Les éditeurs américains : un temps d'avance ?
Les attraits des applications AveComics ne sont pas sans rappeler ceux des applications des grands éditeurs américains de comic book, dont les incontournables Marvel et DC Comics : les deux foyers de super héros ont sauté le pas depuis un moment déjà pour proposer leurs bandes dessinées sur terminaux mobiles, d'abord sur iOS, puis plus récemment sur Android : Marvel y propose son application depuis octobre dernier. On trouve également, en marge de ces deux mastodontes, l'éditeur Dark Horse qui a lancé en début d'année son application iPad, via laquelle il propose quelques séries phares de son catalogue, dont Hellboy.
Malgré un catalogue moins étoffé que chez DC ou Marvel, Dark Horse soigne la présentation.
La différence entre la situation américaine et la situation française, c'est qu'aux Etats-Unis, ce sont les éditeurs qui proposent directement du contenu, sans passer par un distributeur intermédiaire : Marvel et DC calquent ainsi prix et dates de disponibilité de leurs sorties mensuelles numériques sur les versions papiers, et les proposent à l'achat pour les lecteurs du monde entier.

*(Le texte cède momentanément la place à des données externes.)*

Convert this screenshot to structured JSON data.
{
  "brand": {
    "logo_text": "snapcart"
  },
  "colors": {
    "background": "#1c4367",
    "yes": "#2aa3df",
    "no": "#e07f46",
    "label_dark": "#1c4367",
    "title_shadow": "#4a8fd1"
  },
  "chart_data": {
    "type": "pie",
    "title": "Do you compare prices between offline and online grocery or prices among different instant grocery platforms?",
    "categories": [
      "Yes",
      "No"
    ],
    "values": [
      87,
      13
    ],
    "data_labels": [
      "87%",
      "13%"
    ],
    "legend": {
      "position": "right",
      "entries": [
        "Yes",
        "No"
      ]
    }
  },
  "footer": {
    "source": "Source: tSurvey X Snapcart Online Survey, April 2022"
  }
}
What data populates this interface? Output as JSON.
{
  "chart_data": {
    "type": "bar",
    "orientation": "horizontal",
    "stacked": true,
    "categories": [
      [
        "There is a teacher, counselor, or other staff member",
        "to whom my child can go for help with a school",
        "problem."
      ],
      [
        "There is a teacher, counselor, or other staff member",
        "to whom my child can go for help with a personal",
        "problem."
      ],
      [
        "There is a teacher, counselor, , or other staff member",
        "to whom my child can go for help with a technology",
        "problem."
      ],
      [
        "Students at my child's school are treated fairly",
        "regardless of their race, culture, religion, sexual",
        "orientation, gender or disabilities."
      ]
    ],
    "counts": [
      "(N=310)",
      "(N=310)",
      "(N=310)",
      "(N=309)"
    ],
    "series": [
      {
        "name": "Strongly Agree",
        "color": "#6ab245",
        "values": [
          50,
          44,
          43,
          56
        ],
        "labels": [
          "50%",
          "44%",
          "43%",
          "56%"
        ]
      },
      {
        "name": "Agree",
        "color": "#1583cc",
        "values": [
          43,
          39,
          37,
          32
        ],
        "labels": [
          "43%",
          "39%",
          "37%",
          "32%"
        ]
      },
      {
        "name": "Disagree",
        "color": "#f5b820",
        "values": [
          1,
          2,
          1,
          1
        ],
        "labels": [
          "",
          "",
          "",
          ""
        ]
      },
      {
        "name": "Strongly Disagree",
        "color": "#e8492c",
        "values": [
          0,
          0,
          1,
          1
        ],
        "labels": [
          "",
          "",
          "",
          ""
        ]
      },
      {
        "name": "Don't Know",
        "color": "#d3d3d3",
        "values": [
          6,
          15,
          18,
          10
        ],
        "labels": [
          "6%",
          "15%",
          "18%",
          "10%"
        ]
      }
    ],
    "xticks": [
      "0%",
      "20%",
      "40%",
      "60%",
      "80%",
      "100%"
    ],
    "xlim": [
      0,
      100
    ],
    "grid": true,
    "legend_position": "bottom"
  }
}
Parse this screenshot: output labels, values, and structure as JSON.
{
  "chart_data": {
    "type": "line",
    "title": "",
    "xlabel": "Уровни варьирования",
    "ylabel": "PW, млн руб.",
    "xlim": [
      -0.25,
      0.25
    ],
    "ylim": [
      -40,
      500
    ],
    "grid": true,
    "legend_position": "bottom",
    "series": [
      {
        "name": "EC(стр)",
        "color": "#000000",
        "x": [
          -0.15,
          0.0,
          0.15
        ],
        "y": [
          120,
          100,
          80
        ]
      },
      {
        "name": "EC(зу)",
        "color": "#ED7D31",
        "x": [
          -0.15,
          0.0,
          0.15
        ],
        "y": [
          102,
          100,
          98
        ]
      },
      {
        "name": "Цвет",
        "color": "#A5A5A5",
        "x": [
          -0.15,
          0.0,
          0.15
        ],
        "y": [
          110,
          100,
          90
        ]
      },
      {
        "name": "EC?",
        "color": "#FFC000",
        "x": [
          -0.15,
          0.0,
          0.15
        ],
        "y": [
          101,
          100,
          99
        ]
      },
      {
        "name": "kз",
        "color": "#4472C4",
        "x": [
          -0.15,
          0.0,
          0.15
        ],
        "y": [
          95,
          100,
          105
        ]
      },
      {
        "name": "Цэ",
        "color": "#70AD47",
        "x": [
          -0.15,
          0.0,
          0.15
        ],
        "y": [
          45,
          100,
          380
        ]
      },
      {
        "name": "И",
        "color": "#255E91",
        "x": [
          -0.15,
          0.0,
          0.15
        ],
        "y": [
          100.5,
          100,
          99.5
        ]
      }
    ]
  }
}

Concernant Marvel et DC, il faut également souligner que s'ils sont rivaux historiques, ils s'appuient tous les deux sur l'infrastructure de Comixology, une entreprise spécialisée depuis 2007 dans le comic book numérique, qui propose, en parallèle, les sorties des deux éditeurs via sa propre application multiplateformes - 16 000 titres environ aujourd'hui. Une situation qui démontre que les plateformes tierces savent s'entendre avec les grands éditeurs.
A gauche DC, au centre Marvel et à droite Comixology, qui propose les deux catalogues réunis, et même plus.
Une tendance qui est loin d'être acquise en France, où certaines maisons d'édition traînent les pieds pour entrer dans l'ère numérique. « Le travail avec les éditeurs est long » confie Allison Reber, responsable de la communication chez AveComics. Et si on pourrait s'imaginer que les éditeurs franco-belges sont avant tout attachés à la dimension traditionnelle de la BD, on est - sans doute en partie - loin du compte : « La question du numérique permet aux auteurs de revendiquer de nouveaux droits d'auteur » ajoute Allison Reber. On a en tête la grève des scénaristes américains de 2007-2008 : à l'époque, les auteurs revendiquaient le droit à une compensation sur l'exploitation des œuvres dans les « nouveaux médias », principalement la VOD. C'est, finalement, exactement la même problématique ici : passer le cap du papier au numérique change la donne, et les éditeurs rongent leur frein. Quant aux éditeurs américains, « ils demandent des avances très importantes », trop pour que les distributeurs numériques français suivent, selon Allison Reber.
L'exception japonaise
Ce qui saute aux yeux dans toutes les offres passées au crible, c'est l'absence de manga : si, dans son Live Japon du 10 juillet 2010, Karyn Poupée expliquait que « cela fait au moins quatre ans que les Japonais achètent et lisent des manga ou nouvelles sur téléphone portable », les Nippons cultivent leur ethnocentrisme en ne faisant pas sortir leurs offres du Japon. « Les éditeurs japonais ont du mal à se dire qu'il y a plusieurs portes d'entrées dans le numérique », résume Allison Reber.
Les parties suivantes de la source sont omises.